Babylon’s financial structure reflects its nature as an industrial company. It’s gross margin in the December 2018 half year was just under 35%. Although there was a small EBITDA loss of $48K, depreciation and interest costs blew the pre-tax loss out to $1.2 million. The company has invested heavily in equipment for hire and lease and tools and other equipment to support the maintenance business. Accordingly, increasing scale and utilisation rates are they keys to achieving sustainable profitability.

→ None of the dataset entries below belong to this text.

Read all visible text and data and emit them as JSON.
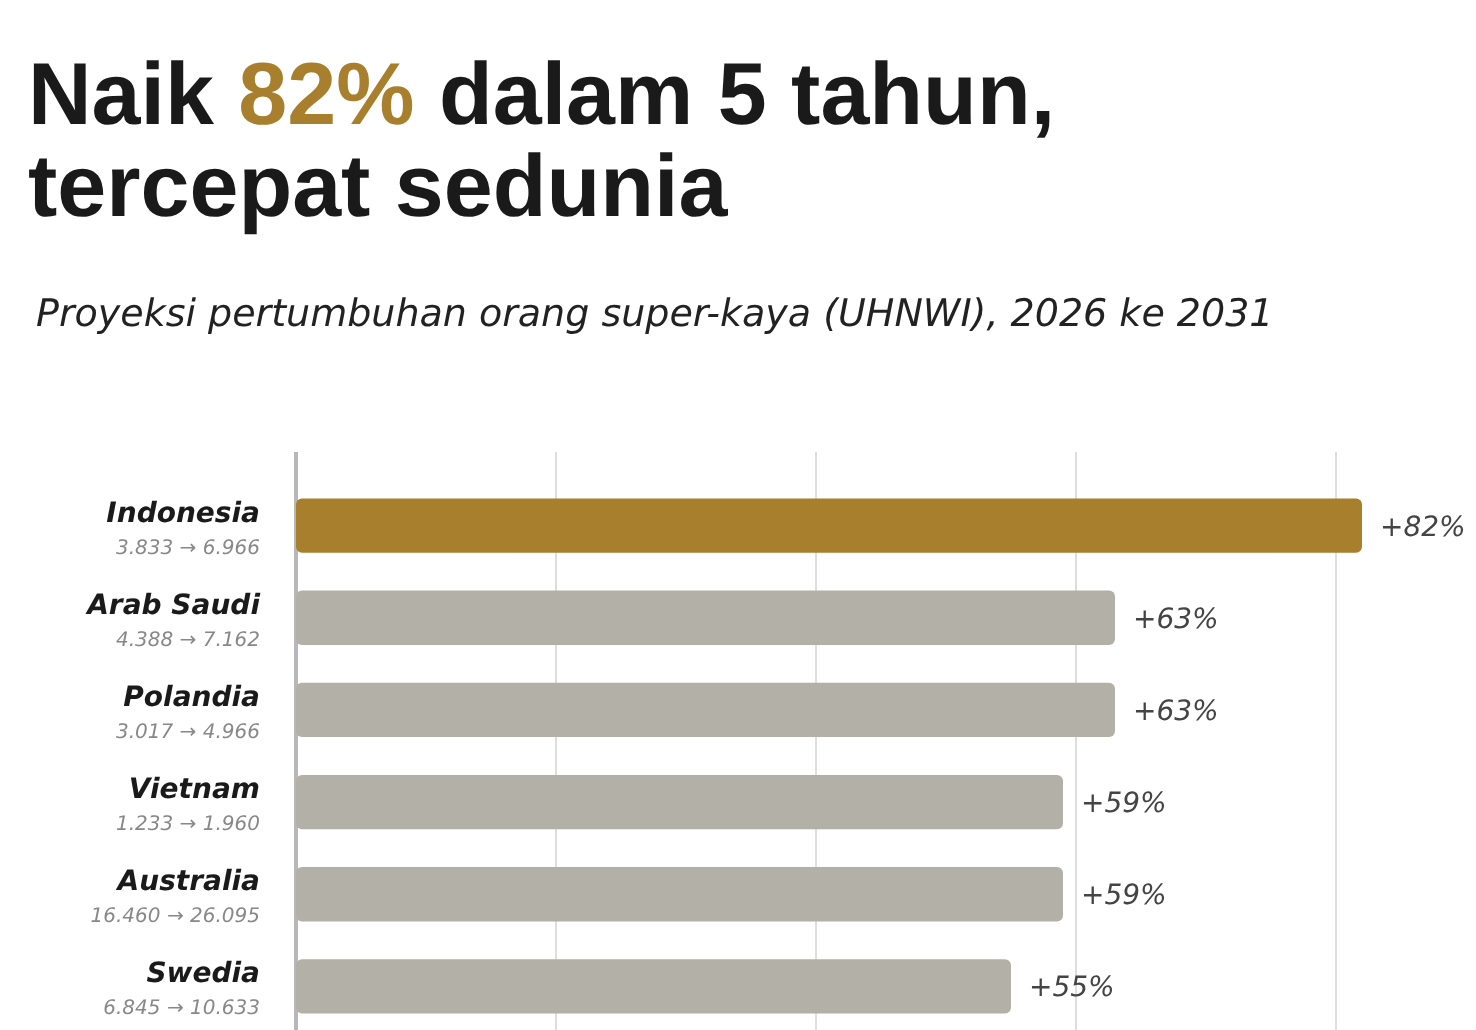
{
  "chart_data": {
    "type": "bar",
    "orientation": "horizontal",
    "title": "Naik 82% dalam 5 tahun,\ntercepat sedunia",
    "subtitle": "Proyeksi pertumbuhan orang super-kaya (UHNWI), 2026 ke 2031",
    "categories": [
      "Indonesia\n3.833 → 6.966",
      "Arab Saudi\n4.388 → 7.162",
      "Polandia\n3.017 → 4.966",
      "Vietnam\n1.233 → 1.960",
      "Australia\n16.460 → 26.095",
      "Swedia\n6.845 → 10.633"
    ],
    "values": [
      82,
      63,
      63,
      59,
      59,
      55
    ],
    "colors": [
      "#a87f2c",
      "#b3b0a7",
      "#b3b0a7",
      "#b3b0a7",
      "#b3b0a7",
      "#b3b0a7"
    ],
    "value_labels": [
      "+82%",
      "+63%",
      "+63%",
      "+59%",
      "+59%",
      "+55%"
    ],
    "xticks": [
      {
        "value": 0,
        "label": null
      },
      {
        "value": 20,
        "label": null
      },
      {
        "value": 40,
        "label": null
      },
      {
        "value": 60,
        "label": null
      },
      {
        "value": 80,
        "label": null
      }
    ],
    "tick_labels": "y",
    "grid": "x"
  }
}
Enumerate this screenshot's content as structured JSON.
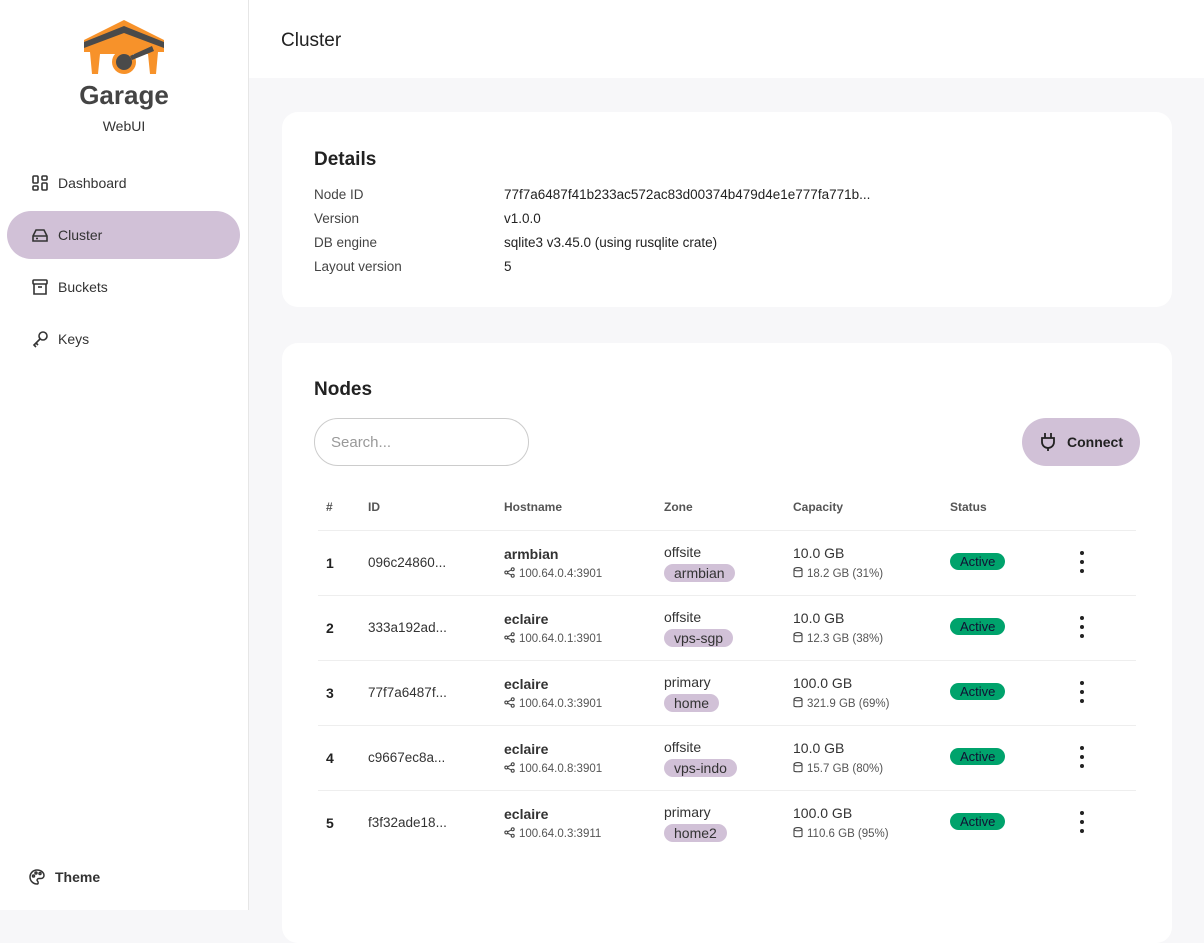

This capex investment is also reflected in the balance sheet where plant and equipment represent about 61% of the $12.3 million in total assets. The other main assets are receivables and cash. On the other side of the equation, borrowings amounted to $7 million against an equity base of $3.1 million. Whilst the apparent debt to equity ratio is high, $4.5 million of the borrowings are convertible loans.
What do I think?
Babylon has been impressive in what it has achieved in a short space of time, especially securing Tier 1 resources companies as clients. Having now established a solid base it needs to move to the next level to break through to profitability. Expanded workshop facilities will be important in this regard. The March quarter 2019 cash flow report pointed to continuing strong growth so a breakthrough to profitability could be achieved during FY 2020.
Notwithstanding that most of the borrowings are convertible loans, the debt to equity ratio is still high and will remain so until cash flows turn positive. So, I think the company may need additional capital during FY 2020 to support growth.
The challenge is to build scale and an earnings base which will support a markedly higher valuation which will both broaden its appeal and provide greater growth and funding options.
With a market cap of $6 million, Babylon will be of interest to growth investors who are prepared to take a long term view.